The North Florida Land Trust and the City of Fernandina Beach have developed a Memorandum of Understanding to“Co-Acquire” the properties which consist of two adjacent parcels. The first parcel is owned by the Episcopal Diocese (5.92 acres) and the other by Garrett Floyd (1.58 acres). The property appraisals are complete (confidential at this time), a minor title issue is being resolved, and Hudson expects an offer to the property owners within the next week or two. The offer to purchase requires city commission approval.
The NFLA works with communities to develop conservation plans. At the direction of Commissioner Chip Ross, Hudson presented the process used by the NFLA to identify which properties are significant to conservation. Vacant lands are categorized as “opportunity areas” for parks and green space. To determine where to invest, consideration is given to answers to the following questions:
- Where do we want to avoid development in the future?
- What things have specific community and natural value?
- Where are Native habitat areas (forests, dunes, park lands) where can we take advantage of and add to existing native habitat areas?
- How can we add to existing public infrastructure (existing parks & trails)?

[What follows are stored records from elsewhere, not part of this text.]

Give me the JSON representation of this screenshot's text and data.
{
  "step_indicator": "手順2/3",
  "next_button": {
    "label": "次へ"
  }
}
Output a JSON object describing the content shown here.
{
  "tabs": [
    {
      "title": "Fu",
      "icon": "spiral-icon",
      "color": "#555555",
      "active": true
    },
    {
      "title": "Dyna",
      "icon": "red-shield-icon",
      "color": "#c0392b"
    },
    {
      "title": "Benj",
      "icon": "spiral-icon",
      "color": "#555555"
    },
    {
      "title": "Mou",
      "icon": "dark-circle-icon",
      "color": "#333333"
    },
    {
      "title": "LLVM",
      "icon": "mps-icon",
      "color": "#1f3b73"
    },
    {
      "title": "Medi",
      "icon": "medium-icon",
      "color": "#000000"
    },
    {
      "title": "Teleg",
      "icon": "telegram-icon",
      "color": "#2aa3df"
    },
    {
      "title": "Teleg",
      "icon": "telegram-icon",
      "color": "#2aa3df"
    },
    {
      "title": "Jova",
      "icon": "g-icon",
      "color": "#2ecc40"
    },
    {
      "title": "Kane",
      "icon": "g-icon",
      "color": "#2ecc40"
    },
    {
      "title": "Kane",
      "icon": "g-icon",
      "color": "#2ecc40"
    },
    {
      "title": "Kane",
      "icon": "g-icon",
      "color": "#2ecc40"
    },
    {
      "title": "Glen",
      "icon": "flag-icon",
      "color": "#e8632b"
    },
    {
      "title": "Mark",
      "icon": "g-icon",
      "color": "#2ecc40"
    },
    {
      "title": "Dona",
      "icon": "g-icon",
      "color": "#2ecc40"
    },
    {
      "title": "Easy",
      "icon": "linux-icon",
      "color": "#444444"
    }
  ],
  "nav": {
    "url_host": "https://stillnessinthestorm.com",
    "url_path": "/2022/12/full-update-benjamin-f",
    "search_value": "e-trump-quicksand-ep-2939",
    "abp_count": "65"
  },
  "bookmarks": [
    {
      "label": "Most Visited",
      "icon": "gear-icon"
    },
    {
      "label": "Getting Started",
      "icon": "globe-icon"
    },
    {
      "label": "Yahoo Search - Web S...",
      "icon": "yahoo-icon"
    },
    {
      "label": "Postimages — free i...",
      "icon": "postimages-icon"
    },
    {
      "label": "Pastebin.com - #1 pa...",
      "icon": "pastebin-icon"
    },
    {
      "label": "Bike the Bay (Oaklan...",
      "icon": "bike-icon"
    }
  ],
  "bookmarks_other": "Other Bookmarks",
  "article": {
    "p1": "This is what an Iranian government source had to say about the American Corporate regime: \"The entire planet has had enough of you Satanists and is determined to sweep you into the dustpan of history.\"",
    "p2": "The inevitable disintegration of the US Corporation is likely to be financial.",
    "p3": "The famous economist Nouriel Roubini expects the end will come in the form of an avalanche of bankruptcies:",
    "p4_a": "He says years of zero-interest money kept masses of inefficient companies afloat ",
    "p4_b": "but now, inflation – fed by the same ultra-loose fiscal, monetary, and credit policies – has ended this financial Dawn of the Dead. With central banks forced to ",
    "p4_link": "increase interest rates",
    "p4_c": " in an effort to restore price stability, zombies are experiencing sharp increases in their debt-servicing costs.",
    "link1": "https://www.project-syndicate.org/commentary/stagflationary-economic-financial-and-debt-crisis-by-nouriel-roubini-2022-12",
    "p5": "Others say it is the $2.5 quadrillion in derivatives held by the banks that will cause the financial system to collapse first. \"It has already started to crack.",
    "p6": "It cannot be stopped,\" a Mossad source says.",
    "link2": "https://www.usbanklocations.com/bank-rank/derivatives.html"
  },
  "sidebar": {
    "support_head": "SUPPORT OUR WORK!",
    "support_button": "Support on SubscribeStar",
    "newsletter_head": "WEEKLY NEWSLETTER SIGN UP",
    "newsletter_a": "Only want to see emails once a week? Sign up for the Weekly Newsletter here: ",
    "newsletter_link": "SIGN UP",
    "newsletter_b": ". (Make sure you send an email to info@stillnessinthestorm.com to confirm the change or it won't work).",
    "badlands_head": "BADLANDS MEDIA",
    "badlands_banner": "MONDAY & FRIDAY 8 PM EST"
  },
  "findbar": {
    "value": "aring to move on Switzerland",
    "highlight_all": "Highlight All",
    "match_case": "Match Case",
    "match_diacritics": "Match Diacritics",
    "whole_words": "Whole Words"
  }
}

- Can everyone in the city easily walk to a park? (Most people are willing to walk a ¼ of a mile to a park. Most areas in Fernandina Beach are serviced by a park, but there are a few areas in Fernandina where service to parks can be improved.)
A weighted value and ranking to the analysis is given to determine the best “opportunity areas” for land conservation (see maps below.) An area wide appraisal is produced and a strategy for financing is analyzed. A common sense measurement is made to determine how much money is required, and what is the benefit.
The NFLT then begins the final stage of the analysis process by reviewing the city’s Comprehensive Plan, the Parks & Recreation Master Plan, and receiving input from city staff and the community.
NFLT offers conservation planning to the city at no cost. In order for the city to move forward on a conservation plan, a recommendation is needed by the commission to direct staff to work with NFLA. A schedule will then be developed and presented to the commission for approval.
About the NFLT
The North Florida Land Trust is a 501© 3 charitable non-profit whose mission is to protect natural areas, historic areas (lands with historic significance and purpose), and working lands (farm lands, forest lands, ranch lands). NFLT has a staff of 11 and works in a 12 county area of North Florida and handles various real estate acquisitions, financing, and capital campaign efforts.